NEW SERIES: Rizzolli International Bookstore in South Coast Plaza in Costa Mesa will open a series of “Evenings With Authors” beginning at 7 p.m. Wednesday. Maxine Hong Kingston (“The Woman Warrior” and “China Men”) will read from her new novel, “Tripmaster Monkey,” and Jay Gummerman will read from his short-story collection, “We Find Ourselves in Moontown.” The evening will be moderated by Allene Symons, former senior editor of Publishers Weekly.

UCI NEWS: Neal Shusterman, a 1985 UC Irvine psychology graduate who took numerous writing classes while at the university, has had his second young-adult novel published. It is “Dissidents” (Little, Brown).
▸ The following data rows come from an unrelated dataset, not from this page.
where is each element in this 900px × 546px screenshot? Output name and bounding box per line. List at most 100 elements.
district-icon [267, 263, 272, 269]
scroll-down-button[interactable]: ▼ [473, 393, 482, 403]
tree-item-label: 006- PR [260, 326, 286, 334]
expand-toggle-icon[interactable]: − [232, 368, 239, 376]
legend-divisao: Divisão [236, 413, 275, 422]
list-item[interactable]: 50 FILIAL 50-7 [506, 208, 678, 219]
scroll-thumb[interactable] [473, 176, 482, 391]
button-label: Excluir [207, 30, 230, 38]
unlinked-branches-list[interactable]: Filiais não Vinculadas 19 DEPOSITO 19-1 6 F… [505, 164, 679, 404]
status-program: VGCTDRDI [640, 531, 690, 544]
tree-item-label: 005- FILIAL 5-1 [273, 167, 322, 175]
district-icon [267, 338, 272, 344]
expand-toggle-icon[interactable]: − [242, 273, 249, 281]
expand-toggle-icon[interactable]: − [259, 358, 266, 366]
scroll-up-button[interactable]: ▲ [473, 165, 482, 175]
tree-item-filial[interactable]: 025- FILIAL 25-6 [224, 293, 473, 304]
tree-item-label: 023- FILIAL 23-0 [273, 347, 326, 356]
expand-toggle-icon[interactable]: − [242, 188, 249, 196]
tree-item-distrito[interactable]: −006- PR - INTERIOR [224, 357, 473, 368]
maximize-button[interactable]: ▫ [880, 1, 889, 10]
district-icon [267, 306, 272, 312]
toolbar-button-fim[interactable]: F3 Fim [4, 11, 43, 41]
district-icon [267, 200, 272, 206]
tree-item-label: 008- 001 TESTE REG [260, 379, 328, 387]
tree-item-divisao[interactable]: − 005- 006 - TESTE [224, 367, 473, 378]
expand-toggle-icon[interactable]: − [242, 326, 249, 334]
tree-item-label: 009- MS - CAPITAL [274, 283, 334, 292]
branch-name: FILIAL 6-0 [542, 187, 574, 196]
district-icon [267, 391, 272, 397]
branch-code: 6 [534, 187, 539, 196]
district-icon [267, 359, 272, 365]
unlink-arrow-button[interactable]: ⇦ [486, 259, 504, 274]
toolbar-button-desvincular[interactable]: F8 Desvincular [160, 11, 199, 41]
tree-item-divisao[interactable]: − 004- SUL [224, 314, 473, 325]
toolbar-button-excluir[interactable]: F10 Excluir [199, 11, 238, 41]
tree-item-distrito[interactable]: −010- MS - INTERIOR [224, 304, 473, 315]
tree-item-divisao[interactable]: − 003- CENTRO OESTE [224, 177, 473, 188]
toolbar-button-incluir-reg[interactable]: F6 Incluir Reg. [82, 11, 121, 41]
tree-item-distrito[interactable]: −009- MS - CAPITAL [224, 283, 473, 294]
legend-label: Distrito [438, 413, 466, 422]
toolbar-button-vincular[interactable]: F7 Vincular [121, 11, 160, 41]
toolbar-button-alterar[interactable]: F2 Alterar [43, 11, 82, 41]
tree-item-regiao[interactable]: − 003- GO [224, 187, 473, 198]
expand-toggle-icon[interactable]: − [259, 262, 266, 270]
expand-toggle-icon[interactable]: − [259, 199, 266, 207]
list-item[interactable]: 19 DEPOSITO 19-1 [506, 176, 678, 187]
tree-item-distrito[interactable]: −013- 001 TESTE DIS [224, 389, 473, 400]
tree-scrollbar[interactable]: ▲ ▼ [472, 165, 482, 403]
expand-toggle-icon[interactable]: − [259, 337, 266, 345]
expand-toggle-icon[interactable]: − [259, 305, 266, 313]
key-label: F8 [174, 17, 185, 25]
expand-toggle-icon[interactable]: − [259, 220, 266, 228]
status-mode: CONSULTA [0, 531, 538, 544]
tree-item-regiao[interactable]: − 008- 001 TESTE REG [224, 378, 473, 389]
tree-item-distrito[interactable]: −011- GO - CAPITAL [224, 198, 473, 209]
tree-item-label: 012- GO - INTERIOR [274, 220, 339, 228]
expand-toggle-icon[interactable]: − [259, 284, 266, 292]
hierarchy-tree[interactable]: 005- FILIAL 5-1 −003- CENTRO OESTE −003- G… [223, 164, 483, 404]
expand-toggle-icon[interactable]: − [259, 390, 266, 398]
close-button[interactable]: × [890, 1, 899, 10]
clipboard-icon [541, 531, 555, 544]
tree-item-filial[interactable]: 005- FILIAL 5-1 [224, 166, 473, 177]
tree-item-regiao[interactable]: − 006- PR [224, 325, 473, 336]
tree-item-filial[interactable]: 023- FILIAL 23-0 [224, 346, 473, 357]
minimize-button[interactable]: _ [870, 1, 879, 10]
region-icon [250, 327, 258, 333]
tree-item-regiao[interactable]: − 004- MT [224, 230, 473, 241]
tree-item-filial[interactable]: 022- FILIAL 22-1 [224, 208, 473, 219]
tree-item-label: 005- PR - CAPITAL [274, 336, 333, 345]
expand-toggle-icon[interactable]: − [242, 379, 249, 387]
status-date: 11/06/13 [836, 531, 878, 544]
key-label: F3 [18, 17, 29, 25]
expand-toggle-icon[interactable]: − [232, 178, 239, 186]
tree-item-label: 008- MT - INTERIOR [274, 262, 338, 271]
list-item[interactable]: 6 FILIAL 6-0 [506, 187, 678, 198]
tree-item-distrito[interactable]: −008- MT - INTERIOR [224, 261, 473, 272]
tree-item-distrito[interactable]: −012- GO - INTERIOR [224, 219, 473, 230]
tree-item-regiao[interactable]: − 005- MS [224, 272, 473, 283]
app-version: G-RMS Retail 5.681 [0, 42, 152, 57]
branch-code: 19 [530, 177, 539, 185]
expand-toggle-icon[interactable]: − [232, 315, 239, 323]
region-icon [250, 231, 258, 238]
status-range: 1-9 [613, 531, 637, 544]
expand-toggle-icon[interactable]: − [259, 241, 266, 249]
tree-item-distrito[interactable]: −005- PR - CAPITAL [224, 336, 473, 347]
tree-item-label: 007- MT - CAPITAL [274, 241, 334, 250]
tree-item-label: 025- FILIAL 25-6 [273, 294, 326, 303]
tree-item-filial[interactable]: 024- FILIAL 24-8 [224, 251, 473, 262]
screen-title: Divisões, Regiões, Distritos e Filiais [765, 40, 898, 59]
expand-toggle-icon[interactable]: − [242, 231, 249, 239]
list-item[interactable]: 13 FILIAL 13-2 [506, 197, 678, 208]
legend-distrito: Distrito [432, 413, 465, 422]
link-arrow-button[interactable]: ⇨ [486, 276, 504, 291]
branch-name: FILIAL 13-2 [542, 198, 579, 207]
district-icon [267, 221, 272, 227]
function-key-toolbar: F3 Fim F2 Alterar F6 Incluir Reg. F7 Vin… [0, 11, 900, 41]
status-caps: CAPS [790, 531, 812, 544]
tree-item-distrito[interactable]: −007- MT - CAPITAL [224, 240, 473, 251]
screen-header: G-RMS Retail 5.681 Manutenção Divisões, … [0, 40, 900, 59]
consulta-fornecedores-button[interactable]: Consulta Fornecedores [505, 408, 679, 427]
Shusterman, whose first book, “The Shadow Club,” was published in 1988, also has a contract with Apollo Pictures to write two screenplays . . . Third-year Writing Program student Varley O’Connor has been notified that her novel, “Like China,” will be published by William Morrow in early 1991. Varley, who received a $35,000 advance, has a bachelor of arts degree in acting from Boston University and is a fiction-writing teaching assistant at UCI.

WRITER’S RETREAT: Orange Coast College writing instructor Raymond Obstfeld will conduct his eighth annual Writing Retreat June 11 through 18 at Marriott’s Rancho Las Palmas Resort in Rancho Mirage.

A $200 instruction fee must be paid to Obstfeld by June 1. The cost for room and tax is an additional $449.40. Space is limited to 10 writers. For more information, call Obstfeld at (714) 786-4202.

Obstfeld is the author of 29 novels, a book of poetry, several screenplays and two nonfiction books.